If you are looking for guidelines to help get you started, here are 20 Buyer Persona Questions to help identify your audience. Once you decide on your buyer personas, it is crucial that you share this internally to ensure alignment among your teams.
For those that are HubSpot users, this is how you can add your buyer personas into the tool. For those that are not using HubSpot, put together a doc or a PDF to ensure that everyone at your org knows who you’re selling to, and what challenges you are solving for.
Do You Need Both an Ideal Customer Profile and Buyer Personas?
ICPs and buyer personas are different, but linked. You could have an ICP that has a few personas that your marketing team creates content for, and your sales team feels comfortable speaking to. As an example we can use Solar Boost, a B2B company that provides solar panel installations. Below, you can see their ICP and the buyer personas that they have defined:
Defining both your ICP and buyer personas can help one another. You want to ensure that your ICP is advising your org on accounts they should be targeting by defining the qualities that are needed, and your buyer personas inform your teams as to the kinds of individuals they are creating content for, prospecting, and the types of questions they should be prepared to field.

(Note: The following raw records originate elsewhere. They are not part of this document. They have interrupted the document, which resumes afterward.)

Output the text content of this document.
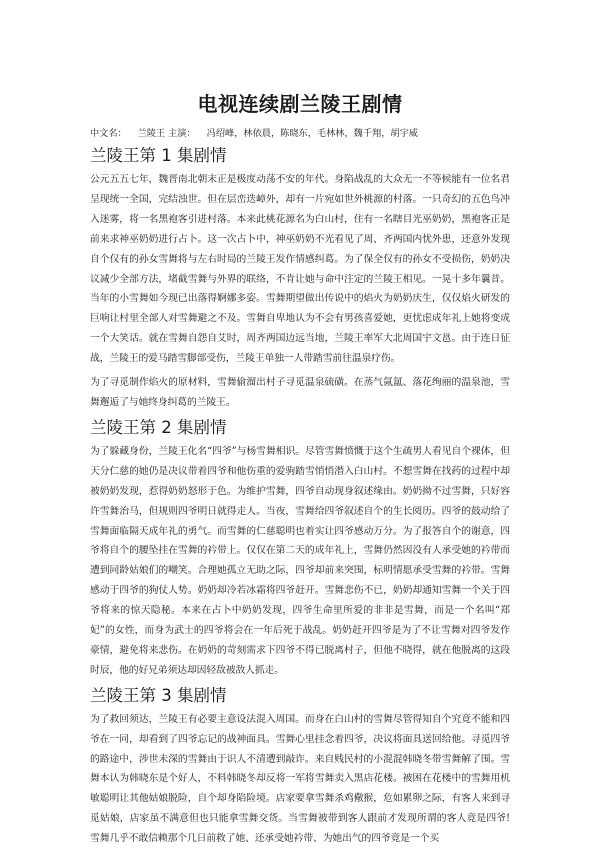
电视连续剧兰陵王剧情

中文名： 兰陵王 主演： 冯绍峰，林依晨，陈晓东，毛林林，魏千翔，胡宇威

兰陵王第 1 集剧情

公元五五七年，魏晋南北朝末正是极度动荡不安的年代。身陷战乱的大众无一不等候能有一位名君呈现统一全国，完结浊世。但在层峦迭嶂外，却有一片宛如世外桃源的村落。一只奇幻的五色鸟冲入迷雾，将一名黑袍客引进村落。本来此桃花源名为白山村，住有一名瞎目光巫奶奶，黑袍客正是前来求神巫奶奶进行占卜。这一次占卜中，神巫奶奶不光看见了周、齐两国内忧外患，还意外发现自个仅有的孙女雪舞将与左右时局的兰陵王发作情感纠葛。为了保全仅有的孙女不受损伤，奶奶决议减少全部方法，堵截雪舞与外界的联络，不肯让她与命中注定的兰陵王相见。一晃十多年曩昔。当年的小雪舞如今现已出落得婀娜多姿。雪舞期望做出传说中的焰火为奶奶庆生，仅仅焰火研发的巨响让村里全部人对雪舞避之不及。雪舞自卑地认为不会有男孩喜爱她，更忧虑成年礼上她将变成一个大笑话。就在雪舞自怨自艾时，周齐两国边远当地，兰陵王率军大北周国宇文邕。由于连日征战，兰陵王的爱马踏雪脚部受伤，兰陵王单独一人带踏雪前往温泉疗伤。

为了寻觅制作焰火的原材料，雪舞偷溜出村子寻觅温泉硫磺。在蒸气氤氲、落花绚丽的温泉池，雪舞邂逅了与她终身纠葛的兰陵王。

兰陵王第 2 集剧情

为了躲藏身份，兰陵王化名“四爷”与杨雪舞相识。尽管雪舞愤慨于这个生疏男人看见自个裸体，但天分仁慈的她仍是决议带着四爷和他伤重的爱驹踏雪悄悄潜入白山村。不想雪舞在找药的过程中却被奶奶发现，惹得奶奶怒形于色。为维护雪舞，四爷自动现身叙述缘由。奶奶拗不过雪舞，只好容许雪舞治马，但规则四爷明日就得走人。当夜，雪舞给四爷叙述自个的生长阅历。四爷的鼓动给了雪舞面临隔天成年礼的勇气。而雪舞的仁慈聪明也着实让四爷感动万分。为了报答自个的谢意，四爷将自个的腰坠挂在雪舞的衿带上。仅仅在第二天的成年礼上，雪舞仍然因没有人承受她的衿带而遭到同龄姑娘们的嘲笑。合理她孤立无助之际，四爷却前来突围，标明情愿承受雪舞的衿带。雪舞感动于四爷的狗仗人势。奶奶却冷若冰霜将四爷赶开。雪舞悲伤不已，奶奶却通知雪舞一个关于四爷将来的惊天隐秘。本来在占卜中奶奶发现，四爷生命里所爱的非非是雪舞，而是一个名叫“郑妃”的女性，而身为武士的四爷将会在一年后死于战乱。奶奶赶开四爷是为了不让雪舞对四爷发作豪情，避免将来悲伤。在奶奶的苛刻需求下四爷不得已脱离村子，但他不晓得，就在他脱离的这段时辰，他的好兄弟须达却因轻敌被敌人抓走。

兰陵王第 3 集剧情

为了救回须达，兰陵王有必要主意设法混入周国。而身在白山村的雪舞尽管得知自个究竟不能和四爷在一同，却看到了四爷忘记的战神面具。雪舞心里挂念着四爷，决议将面具送回给他。寻觅四爷的路途中，涉世未深的雪舞由于识人不清遭到敲诈。来自贱民村的小混混韩晓冬带雪舞解了围。雪舞本认为韩晓东是个好人，不料韩晓冬却反将一军将雪舞卖入黑店花楼。被困在花楼中的雪舞用机敏聪明让其他姑娘脱险，自个却身陷险境。店家要拿雪舞杀鸡儆猴，危如累卵之际，有客人来到寻觅姑娘，店家虽不满意但也只能拿雪舞交货。当雪舞被带到客人跟前才发现所谓的客人竟是四爷!雪舞几乎不敢信赖那个几日前救了她、还承受她衿带、为她出气的四爷竟是一个买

You want to use your ICP at the beginning of your sales cycle to help when qualifying leads. It is not worth your sales reps spending time on leads that won’t close because they can’t - because of size, revenue, or other predetermined factors. If you can use your ICP at the front end of that relationship, it can help your sales reps to prioritize accounts that are a good fit. Then you can use your buyer personas to determine how to sell to the individual. What challenges are they facing? How are they consuming content? ICPs define who to target, while buyer personas lay out how to best communicate with the individual.
Once you’ve defined your ICP and your buyer personas, you’re off to a great start! It’s important to recognize that nothing is permanent and like your business, it’s okay for these definitions to grow and change as you learn more about your buyer. Set a reminder to update and revise these definitions yearly, then update your teams internally with any changes that were made. It’s important to keep everyone informed and on the same page. While your ICP and buyer personas are different, they work in tangent to ensure that sales is spending their time talking to quality leads, marketing is creating content for the right audience, and support is equipped to answer the questions that may come their way. Take the time needed to define your ICP and your buyer personas, because the effort you put in on the front-end can pay off in the long run when you are working with customers that are a great fit for what you have to offer!